Oh, not to mention the surprisingly rich variety of themes on Windows and custom apps that can customize the desktop. Hey even Microsoft sells a pack of extra themes. Why? Because people love to customize what they own. For the same reasons cars come in various colors and even mini iPods do too. Give back the freedom to let the user choose whatever colors they want — if it’s crappy, ugly or unusable, it’s not the designer’s problem!
Want another reason?
iTunes versus WinAMP. I can’t customize iTunes bloatware, while WinAMP is 200% customizable. More than I even want to know. Some might say the default WinAMP skin is ‘ugly’ but I have rarely seen it more than 2 seconds, which is the time needed to fetch and install my favorite skin! iTunes is bulky software (20 MB download), and it forces you to use the huge Quicktime suite (which we non-Mac users don’t even need, in fact, the alternative loads a lot faster, and has no phone-home crap like the Mac one!). iTunes also has this stupid big minimized mode that gets in the way and uses annoying colors. No, Apple, I don’t like everything to be white and shiny blue, I’d rather keep my vision for some more years thank you very much. Whereas WinAMP’s minimized mode (that fits in the window title height) is really great!
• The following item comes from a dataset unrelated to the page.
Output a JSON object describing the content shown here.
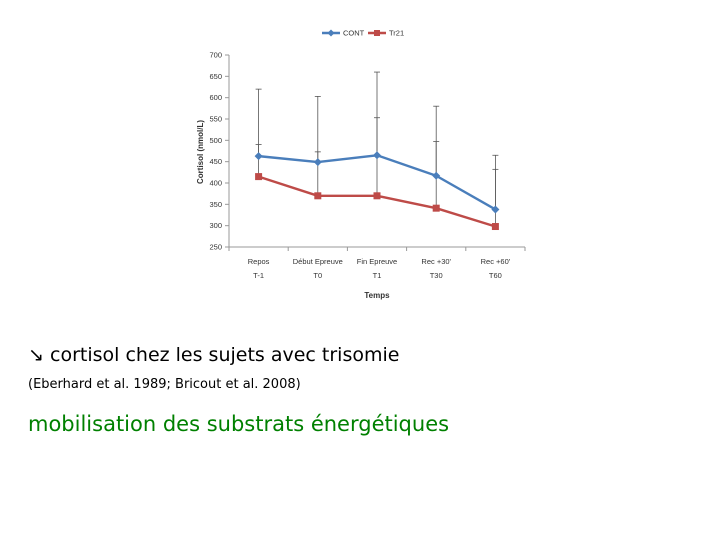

(Another lesson the GNU/Gnome or Mac OS X guys could learn if they allow themselves to look down from their throne first..)
WinAMP barely uses any CPU-power at all, iTunes is taking up 50%. WinAMP uses almost 8 Megs of RAM when loaded and playing, iTunes uses around 40 Megs, depending on how many codecs you have loaded and how big your iTunes window is. Really, iTunes-software developers seem to be a bunch of amateurs compared to the guys from nullsoft, who pretty much started it all when we’re talking about playing audio on computers.
What is it they said? 5% market share, wow, incredible! They must be doing everything right then!